Today DeCurret, the operator of Japan’s tokenized deposit network DCJPY, announced plans to commercialize its offering in July 2024. Since 2020, a digital currency forum of over 100 Japanese institutions and enterprises have explored proofs of concept (PoCs) for various use cases. DeCurret raised $62 million in funding in 2021, including backing from MUFG, SMBC and SBI Holdings. Mizuho Bank and Japan Post are also forum participants, meaning Japan’s big four banks are involved.
However, the report on the DCJPY published today does not reference any corporate participants who have committed to launch on the network. It outlines several consumer oriented use cases, including retail in-store usage, to buy non fungible tokens, and consumer carbon credits. All of them have programmable money elements.
Separately, it announced the first concrete use case. It is partnering with the Internet Initiative Japan (IIJ) and GMO Aozora Net Bank, which will provide a digital currency. IIJ will join the Japan Electric Power Exchange (JEPX), allowing it to convert environmental values into digital tokens to be settled using DCJPY.
Work on DCJPY preceded Japan’s stablecoin legislation. And two of the three stablecoin options involve banks. Commercial banks can issue stablecoins backed by deposits. And trust banks can hold reserves on behalf of third party stablecoin issuers. In contrast, DCJPY creates a network of interoperable tokenized deposits.
DeCurret Director Eijiro Katsu (formerly deputy Finance Minister) spoke about the benefits of DCJPY. These include the “efficiency of business processes and the entire financial system with smart contracts, but it also enables businesses to utilize all data stored in the blockchain.” Hence the benefits include instant settlement, traceability and transparency, as well as supporting new business models.
DCJPY is about tokenization, not just digital currency
The DCJPY platform involves more than digital currencies. It envisages two zones as separate blockchain networks. One is a financial zone where banks issue deposit tokens and the money transfers take place. Business zones are separate DLT networks. For example, a metaverse zone, an NFT zone and an environmental value zone. It mentions security tokens but not a security token zone. That’s despite a heavy weight working group on the topic including Nomura, Daiwa Securities, JPX and the Osaka Digital Exchange.
Tokenized assets of any sort can be issued in the business zones. Smart contracts are executed and asset transfers take place on the business network. But not payments. The asset transfers are synchronized with payments in the financial zone, which is where banks mint, burn and transfer tokens using open banking APIs.

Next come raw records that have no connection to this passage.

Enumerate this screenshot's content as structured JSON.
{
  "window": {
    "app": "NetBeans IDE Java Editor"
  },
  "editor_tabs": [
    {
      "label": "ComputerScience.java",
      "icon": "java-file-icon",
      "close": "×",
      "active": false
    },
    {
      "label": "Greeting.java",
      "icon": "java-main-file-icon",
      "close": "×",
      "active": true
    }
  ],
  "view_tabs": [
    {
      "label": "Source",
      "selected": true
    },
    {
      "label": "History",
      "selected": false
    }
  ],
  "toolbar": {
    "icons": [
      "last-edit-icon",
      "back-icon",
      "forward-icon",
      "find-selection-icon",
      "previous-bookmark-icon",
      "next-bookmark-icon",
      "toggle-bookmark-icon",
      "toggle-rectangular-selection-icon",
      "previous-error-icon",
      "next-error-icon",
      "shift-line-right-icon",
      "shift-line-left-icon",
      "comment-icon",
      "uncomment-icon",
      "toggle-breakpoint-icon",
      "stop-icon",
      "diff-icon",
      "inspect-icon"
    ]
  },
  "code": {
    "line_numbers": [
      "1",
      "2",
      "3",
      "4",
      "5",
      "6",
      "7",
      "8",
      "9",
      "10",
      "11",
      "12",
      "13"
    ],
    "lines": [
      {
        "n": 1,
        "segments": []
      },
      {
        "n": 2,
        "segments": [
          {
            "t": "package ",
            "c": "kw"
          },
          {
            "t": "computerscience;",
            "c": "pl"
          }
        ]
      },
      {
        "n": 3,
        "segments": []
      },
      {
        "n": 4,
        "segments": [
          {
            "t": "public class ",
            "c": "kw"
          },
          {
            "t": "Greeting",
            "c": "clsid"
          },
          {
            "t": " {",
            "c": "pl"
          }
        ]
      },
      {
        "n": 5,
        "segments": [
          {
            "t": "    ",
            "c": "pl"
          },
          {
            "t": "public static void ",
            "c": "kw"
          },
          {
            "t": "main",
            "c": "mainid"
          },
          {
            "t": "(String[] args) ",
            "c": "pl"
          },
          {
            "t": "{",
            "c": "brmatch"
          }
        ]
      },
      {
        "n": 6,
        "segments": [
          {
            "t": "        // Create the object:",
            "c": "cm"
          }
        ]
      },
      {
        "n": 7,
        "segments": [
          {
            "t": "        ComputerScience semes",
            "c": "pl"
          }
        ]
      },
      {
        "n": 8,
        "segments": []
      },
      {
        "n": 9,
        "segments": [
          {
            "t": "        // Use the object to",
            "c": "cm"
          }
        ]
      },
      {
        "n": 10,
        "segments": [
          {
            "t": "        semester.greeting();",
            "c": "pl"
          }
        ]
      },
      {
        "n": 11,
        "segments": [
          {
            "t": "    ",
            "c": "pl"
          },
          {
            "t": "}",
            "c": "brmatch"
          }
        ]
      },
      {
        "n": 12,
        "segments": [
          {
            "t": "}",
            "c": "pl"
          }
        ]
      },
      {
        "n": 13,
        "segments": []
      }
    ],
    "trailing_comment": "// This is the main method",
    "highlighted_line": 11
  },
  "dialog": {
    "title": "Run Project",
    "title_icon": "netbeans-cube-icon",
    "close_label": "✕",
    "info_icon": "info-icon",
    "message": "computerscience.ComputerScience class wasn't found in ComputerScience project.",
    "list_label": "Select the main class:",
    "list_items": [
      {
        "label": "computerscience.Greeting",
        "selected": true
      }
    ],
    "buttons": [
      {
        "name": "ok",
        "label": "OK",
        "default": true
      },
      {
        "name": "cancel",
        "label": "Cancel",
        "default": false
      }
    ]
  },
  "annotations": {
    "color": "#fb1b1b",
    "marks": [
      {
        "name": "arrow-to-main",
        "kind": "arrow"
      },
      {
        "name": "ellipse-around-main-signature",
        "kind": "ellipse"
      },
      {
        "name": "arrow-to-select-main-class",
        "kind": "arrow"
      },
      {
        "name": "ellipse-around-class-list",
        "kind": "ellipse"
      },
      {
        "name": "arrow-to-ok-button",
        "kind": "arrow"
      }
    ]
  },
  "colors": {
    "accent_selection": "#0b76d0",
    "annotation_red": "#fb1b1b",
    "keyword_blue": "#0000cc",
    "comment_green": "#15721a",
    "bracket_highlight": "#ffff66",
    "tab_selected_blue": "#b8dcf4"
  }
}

“DCJPY has been developed on the premise of a multi-bank system in which multiple banks use a common settlement infrastructure (Financial Zone),” said Toshihide Endo, Senior Advisor, Digital Currency Forum and former Commissioner at the Financial Services Agency. “Business entities using the Business Zone will be able to conduct transactions without being aware of their bank, creating an organic connection among the customers of each bank and expanding the network geometrically. “
The (Cosmos) IBC framework is used for blockchain interoperability. In turn, the business zones can link to external systems and networks. And the financial zone can be linked for payments on external networks.
Banks settle up amongst themselves bilaterally by netting all transfers once a day.
Business smart contracts involve two types. One is the user asset contract, which defines the nature of an asset. For example, that might be an NFT, a carbon credit or an insurance policy. Separately there is a money contract, which can trigger functions in the asset contract, such as a transfer function or burn the token.
However, some aspects were less clear in the paper. For example, are all business zones permissioned? Who operates the nodes? And how is the network governed? We hope to answer these issues soon.